Although phosphates stimulate the growth of plankton, the building block of the marine food chain, there can be too much of a good thing. Eutrophication—an excess of nutrients—upsets the balance of the food chain and leads to instability.
“In many areas of the world either there’s not enough water to assimilate the phosphorus or the pollution load is so huge that the water system can’t assimilate everything,” said Mesfin Mekonnen, a post-doctoral research associate at the University of Nebraska-Lincoln and co-author of a study in Water Resources Research that measured the phosphorous load in freshwater from 2002-10.
The study found that phosphorous load was overwhelming across an area that is home to 90% of the world’s human population.

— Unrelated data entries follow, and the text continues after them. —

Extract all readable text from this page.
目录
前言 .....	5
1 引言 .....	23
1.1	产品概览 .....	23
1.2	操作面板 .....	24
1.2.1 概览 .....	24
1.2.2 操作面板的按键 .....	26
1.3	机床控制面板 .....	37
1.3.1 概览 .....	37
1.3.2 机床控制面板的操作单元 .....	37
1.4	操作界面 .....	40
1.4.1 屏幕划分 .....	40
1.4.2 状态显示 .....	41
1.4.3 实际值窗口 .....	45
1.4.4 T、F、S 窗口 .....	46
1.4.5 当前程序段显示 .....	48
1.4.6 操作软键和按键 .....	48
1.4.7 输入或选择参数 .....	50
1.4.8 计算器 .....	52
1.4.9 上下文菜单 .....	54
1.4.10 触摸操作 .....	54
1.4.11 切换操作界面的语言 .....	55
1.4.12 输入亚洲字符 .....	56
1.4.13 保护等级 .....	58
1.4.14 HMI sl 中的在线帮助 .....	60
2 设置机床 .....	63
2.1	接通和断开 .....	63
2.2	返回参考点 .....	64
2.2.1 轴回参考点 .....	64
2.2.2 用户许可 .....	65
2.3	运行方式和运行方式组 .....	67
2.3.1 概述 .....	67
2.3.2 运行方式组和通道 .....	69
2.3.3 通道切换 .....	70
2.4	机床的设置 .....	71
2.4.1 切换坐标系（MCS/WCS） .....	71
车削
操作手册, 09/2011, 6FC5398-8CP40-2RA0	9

China leads the way, contributing 30% of the freshwater load, with India second at 8%, and the US third at 7%.
Moroccan Monopoly
It stands to reason that those countries—large populations, lots of agricultural land—would lead the way in amount of phosphates used. What’s problematic for the supply chain and food security is that most of the phosphorus endemic to those areas has been used up. While China, the US, and Russia do still have some natural phosphorus rock deposits, the vast majority are in North Africa. Counting its—very much disputed—claims to Western Sahara, Morocco controls three quarters of the world’s known phosphorus deposits. As other countries exhaust theirs, the percentage under Moroccan control will continue to rise.

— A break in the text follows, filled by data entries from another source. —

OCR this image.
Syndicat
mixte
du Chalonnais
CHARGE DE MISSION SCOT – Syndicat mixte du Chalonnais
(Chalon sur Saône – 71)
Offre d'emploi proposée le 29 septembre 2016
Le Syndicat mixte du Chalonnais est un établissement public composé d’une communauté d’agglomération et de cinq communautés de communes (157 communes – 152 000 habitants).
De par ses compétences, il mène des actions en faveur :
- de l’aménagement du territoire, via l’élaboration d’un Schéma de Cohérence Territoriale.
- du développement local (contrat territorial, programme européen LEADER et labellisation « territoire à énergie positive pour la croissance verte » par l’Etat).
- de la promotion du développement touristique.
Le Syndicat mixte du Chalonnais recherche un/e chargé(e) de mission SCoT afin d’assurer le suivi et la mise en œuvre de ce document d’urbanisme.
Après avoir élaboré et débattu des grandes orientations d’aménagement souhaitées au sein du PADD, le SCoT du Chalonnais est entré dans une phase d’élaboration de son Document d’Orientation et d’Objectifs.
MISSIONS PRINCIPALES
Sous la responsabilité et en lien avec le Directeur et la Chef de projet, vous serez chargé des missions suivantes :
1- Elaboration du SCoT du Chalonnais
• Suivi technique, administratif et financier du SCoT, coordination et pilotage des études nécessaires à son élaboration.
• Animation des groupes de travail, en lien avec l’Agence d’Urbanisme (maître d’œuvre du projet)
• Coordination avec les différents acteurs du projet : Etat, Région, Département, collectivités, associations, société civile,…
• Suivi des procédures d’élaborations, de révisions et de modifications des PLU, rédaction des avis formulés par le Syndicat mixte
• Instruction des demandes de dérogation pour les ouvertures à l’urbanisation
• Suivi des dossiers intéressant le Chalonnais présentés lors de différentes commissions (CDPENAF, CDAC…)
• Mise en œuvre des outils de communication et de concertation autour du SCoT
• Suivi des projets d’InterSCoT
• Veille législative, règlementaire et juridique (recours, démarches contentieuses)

Societies have historically had a few solutions to scarcity of resources. One is finding an alternative. Another is war for control of what remains. Plenty of blood has been shed over fossil fuels, but now societies are beginning to adopt the solution of finding alternatives such as wind and solar energy. There’s no alternative to phosphorous. Prices have tripled since the 1990s as demand has risen and supply has dwindled. Growing food demand will exacerbate the issue. The potential for violence will grow along with it. Look no further than Morocco’s occupation of Western Sahara.
“I’ve been to 70 countries, including Iraq under Saddam and Indonesia under Suharto,” Stephen Zunes, an international studies professor at the University of San Francisco, told the Atlantic in 2016. Western Sahara “is the worst police state that I’ve ever seen.”
Waste Management
So, we’re running low on phosphorus, and the biggest known source of what’s left is problematic “conflict phosphates.” What’s the solution? We can’t make more phosphorus, but we can recycle it. Put delicately, the answer is within you. Though the recommended daily intake of phosphorous is about 1.2 grams per person per day, we use an average of more than 60 grams per person per day. Even accounting for the loss, we’re consuming more than our bodies need and absorb. The excess comes out in our excrement. It’s also in animal manure and in food waste.
Recycling these in the form of fertilizer in a closed-loop phosphorus system could prevent almost 2 billion kilograms of phosphorous per year in the US from being lost. To improve recovery, agricultural scientists and wastewater managers are teaming up to develop methods of capturing phosphates in the sewage system. Ag scientists are also working with farmers to rotate soil and plant crops that use phosphorous more efficiently.
“Increasing phosphorus use efficiency in agroecosystems must be a priority to reduce reliance on fertilizer and to minimize the effects on the environment,” Kimberley Schneider of Agriculture and Agri-Food Canada explained in the Journal of Environmental Quality. “There are many possibilities for the agricultural system to improve the use of phosphorus. The outcome will be an agroecosystem that still feeds the world, while protecting the natural resources that help us grow our food and live healthy lives.”
Phosphorus efficiency might be the furthest thing from your mind on a given day, but it will go a long way toward ensuring food security in the coming decades.